Giant Powder Company
- Company type: Manufacturing
- Industry: Explosives
- Founded: 1867 in San Francisco, California, United States
- Founder: Julius Bandmann
- Fate: Defunct
- Products: Dynamite
- Owner: Atlas Powder Company (from 1915)

= Giant Powder Company =

Explosives manufacturing company in California, United States

The Giant Powder Company was an explosives manufacturing company which operated from the mid 19th century through the first half of the 20th century, located in the San Francisco Bay Area of California. The Giant Powder Company was the first company in the United States to produce dynamite under an exclusive license from Alfred Nobel.

== History ==
The company was incorporated in August 1867 by Julius Bandmann of San Francisco for the express purpose of manufacturing Nobel's newly patented explosive in the United States. Bandmann immediately began construction of his factory in what was then the remote southern part of San Francisco, now Glen Canyon Park in the Glen Park neighborhood of the city. The facility was ready by early 1868, with production commencing in March. The location of this factory is listed as California Historical Landmark number 1002.

On November 26, 1869, an explosion destroyed the Giant dynamite factory, killing two and injuring nine people. A new facility was subsequently built at another site located in the western part of San Francisco, among the sand dunes and scrub that later became part of the Sunset District (in the vicinity of today's Kirkham, Ortega, 20th, and 32nd Avenues), but another accident destroyed that plant as well.

=== Plants in Albany and Berkeley ===
The public outcry that ensued from these two accidents prompted the Giant Powder Company to move across the bay to a more remote site that today straddles the city limits of Berkeley and Albany, between Fleming Point and Cerrito de San Antonio (later renamed "Albany Hill"). The railroad station for the facility was named "Nobel". The Judson Manufacturing Co., whose founder and CEO Egbert Judson had acquired an interest in Giant when it was still located in San Francisco, established its chemical works adjacent to the Giant plant to supply it with the acids for manufacturing dynamite.

On April 15, 1880, another accidental explosion occurred killing many workers and several visitors. The company then instituted more stringent safety measures, including the planting of eucalyptus trees atop the adjacent hill to act as a buffer for surrounding communities. During the 1880s, Giant decided to start manufacturing its own acids, creating a rift with partner Judson who then left the company and formed his own in 1890, the Judson Explosives and Powder Company. He constructed his own facility nearby, on the northwest side of the Cerrito de San Antonio.

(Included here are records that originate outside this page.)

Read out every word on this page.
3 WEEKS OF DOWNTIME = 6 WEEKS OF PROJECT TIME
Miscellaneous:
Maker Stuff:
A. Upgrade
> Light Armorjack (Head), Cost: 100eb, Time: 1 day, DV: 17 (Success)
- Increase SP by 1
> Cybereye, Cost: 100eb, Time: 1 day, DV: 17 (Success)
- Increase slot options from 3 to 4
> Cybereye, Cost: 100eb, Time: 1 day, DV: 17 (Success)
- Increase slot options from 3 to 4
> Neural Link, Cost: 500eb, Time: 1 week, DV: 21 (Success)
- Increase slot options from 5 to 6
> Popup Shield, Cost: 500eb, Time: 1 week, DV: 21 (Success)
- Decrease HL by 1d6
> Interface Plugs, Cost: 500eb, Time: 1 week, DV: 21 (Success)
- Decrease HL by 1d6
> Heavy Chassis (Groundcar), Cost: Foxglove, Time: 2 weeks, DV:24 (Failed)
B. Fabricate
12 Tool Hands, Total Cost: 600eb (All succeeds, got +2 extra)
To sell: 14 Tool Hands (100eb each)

On July 9, 1892, an explosion occurred on the Giant property which killed nine workers and caused damage to the nearby Judson site. The blast was widely felt, shattering windows for miles around, including those on the campus of the University of California. The facility was entirely destroyed. Judson sued Giant for its damages and won.

=== Point Pinole explosives plant ===
In 1892, the Giant Powder Company moved once again, this time to Sobrante near Point Pinole, northwest of San Pablo (Sobrante should not be confused with nearby El Sobrante, California). The company town of Giant, Richmond, California was established by 1895.

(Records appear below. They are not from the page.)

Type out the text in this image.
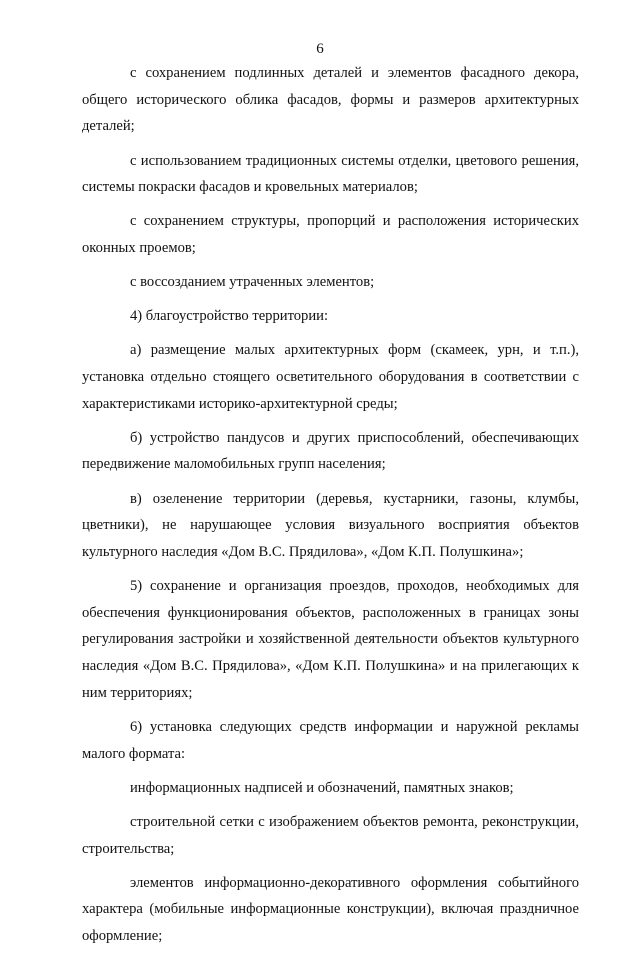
6

с сохранением подлинных деталей и элементов фасадного декора, общего исторического облика фасадов, формы и размеров архитектурных деталей;

с использованием традиционных системы отделки, цветового решения, системы покраски фасадов и кровельных материалов;

с сохранением структуры, пропорций и расположения исторических оконных проемов;

с воссозданием утраченных элементов;

4) благоустройство территории:

а) размещение малых архитектурных форм (скамеек, урн, и т.п.), установка отдельно стоящего осветительного оборудования в соответствии с характеристиками историко-архитектурной среды;

б) устройство пандусов и других приспособлений, обеспечивающих передвижение маломобильных групп населения;

в) озеленение территории (деревья, кустарники, газоны, клумбы, цветники), не нарушающее условия визуального восприятия объектов культурного наследия «Дом В.С. Прядилова», «Дом К.П. Полушкина»;

5) сохранение и организация проездов, проходов, необходимых для обеспечения функционирования объектов, расположенных в границах зоны регулирования застройки и хозяйственной деятельности объектов культурного наследия «Дом В.С. Прядилова», «Дом К.П. Полушкина» и на прилегающих к ним территориях;

6) установка следующих средств информации и наружной рекламы малого формата:

информационных надписей и обозначений, памятных знаков;

строительной сетки с изображением объектов ремонта, реконструкции, строительства;

элементов информационно-декоративного оформления событийного характера (мобильные информационные конструкции), включая праздничное оформление;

In 1904, two men were killed in an explosion at the plant.

In 1907, two men were killed and many injured in an explosion at the plant.

In 1915, the Giant Powder Company was acquired by the Atlas Powder Company. Atlas, as well as the Hercules Powder Company, had been formed in 1912 as part of the settlement of the court-ordered breakup of the DuPont Corporation's explosives monopoly. The new management implemented more rigorous safety measures.

Giant's production facility remained at Point Pinole for decades without any further serious accidents, although there were a few incidents. Giant produced a wide variety of explosives for commercial and military uses until 1960. The area where explosives were manufactured was named "Nitro" while the nearby company town was called "Giant". The area is still shown on maps as "Giant", and a principal thoroughfare through the area is called "Giant Highway". The site of the Giant Powder Company at Point Pinole Regional Shoreline is a California Historical Landmark, number 1002-1, marked with a monument and plaque.

On May 31, 1961, shortly after the Atlas Powder Company closed its Giant facility, it changed its name to Atlas Chemical Industries, Inc. as it started to move away from producing explosives. On July 21, 1971, Atlas was purchased by Imperial Chemical Industries Limited (UK) and became its American affiliate under the name ICI Americas Inc.